Research paper by Arnaud A De Muyt, Alexandra A Pyatnitskaya, Jessica J Andréani, Lepakshi L Ranjha, Claire C Ramus, Raphaëlle R Laureau, Ambra A Fernandez-Vega, Daniel D Holoch, Elodie E Girard, Jérome J Govin, Raphaël R Margueron, Yohann Y Couté, Petr P Cejka, Raphaël R Guérois, Valérie V Borde

Indexed on: 15 Feb '18Published on: 15 Feb '18Published in: Genes & development



Abstract

Meiotic crossover formation requires the stabilization of early recombination intermediates by a set of proteins and occurs within the environment of the chromosome axis, a structure important for the regulation of meiotic recombination events. The molecular mechanisms underlying and connecting crossover recombination and axis localization are elusive. Here, we identified the ZZS (Zip2-Zip4-Spo16) complex, required for crossover formation, which carries two distinct activities: one provided by Zip4, which acts as hub through physical interactions with components of the chromosome axis and the crossover machinery, and the other carried by Zip2 and Spo16, which preferentially bind branched DNA molecules in vitro.
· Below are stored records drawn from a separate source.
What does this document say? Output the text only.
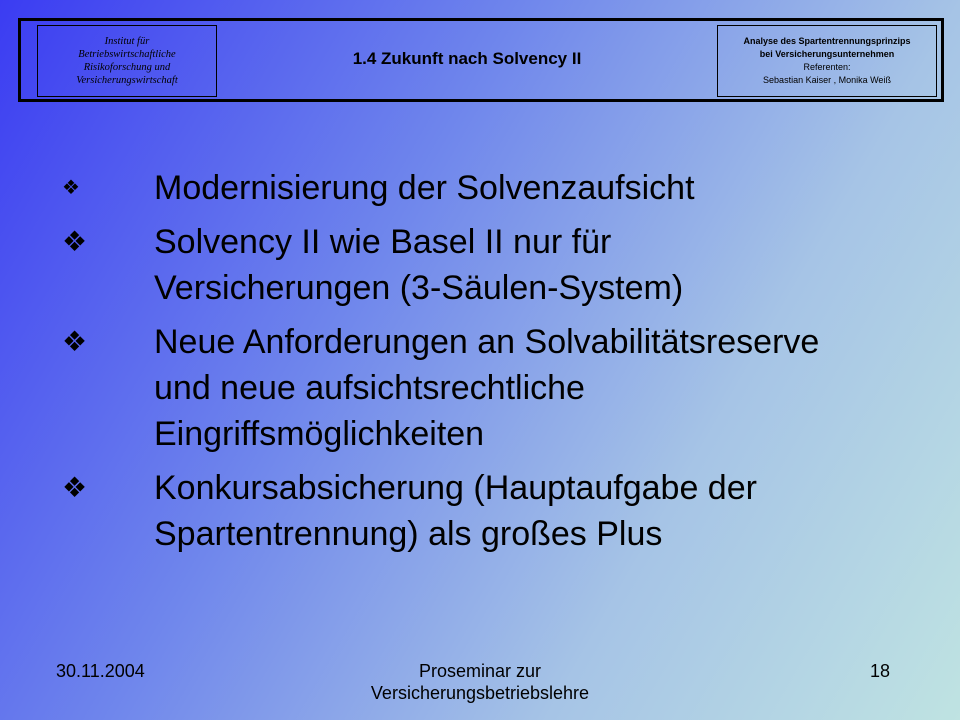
Institut für
Betriebswirtschaftliche
Risikoforschung und
Versicherungswirtschaft
1.4 Zukunft nach Solvency II
Analyse des Spartentrennungsprinzips
bei Versicherungsunternehmen
Referenten:
Sebastian Kaiser , Monika Weiß
❖	Modernisierung der Solvenzaufsicht
❖	Solvency II wie Basel II nur für
Versicherungen (3-Säulen-System)
❖	Neue Anforderungen an Solvabilitätsreserve
und neue aufsichtsrechtliche
Eingriffsmöglichkeiten
❖	Konkursabsicherung (Hauptaufgabe der
Spartentrennung) als großes Plus
30.11.2004	Proseminar zur
Versicherungsbetriebslehre
18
We found that Zip2 and Spo16 share structural similarities to the structure-specific XPF-ERCC1 nuclease, although it lacks endonuclease activity. The XPF domain of Zip2 is required for crossover formation, suggesting that, together with Spo16, it has a noncatalytic DNA recognition function. Our results suggest that the ZZS complex shepherds recombination intermediates toward crossovers as a dynamic structural module that connects recombination events to the chromosome axis. The identification of the ZZS complex improves our understanding of the various activities required for crossover implementation and is likely applicable to other organisms, including mammals. © 2018 De Muyt et al.; Published by Cold Spring Harbor Laboratory Press.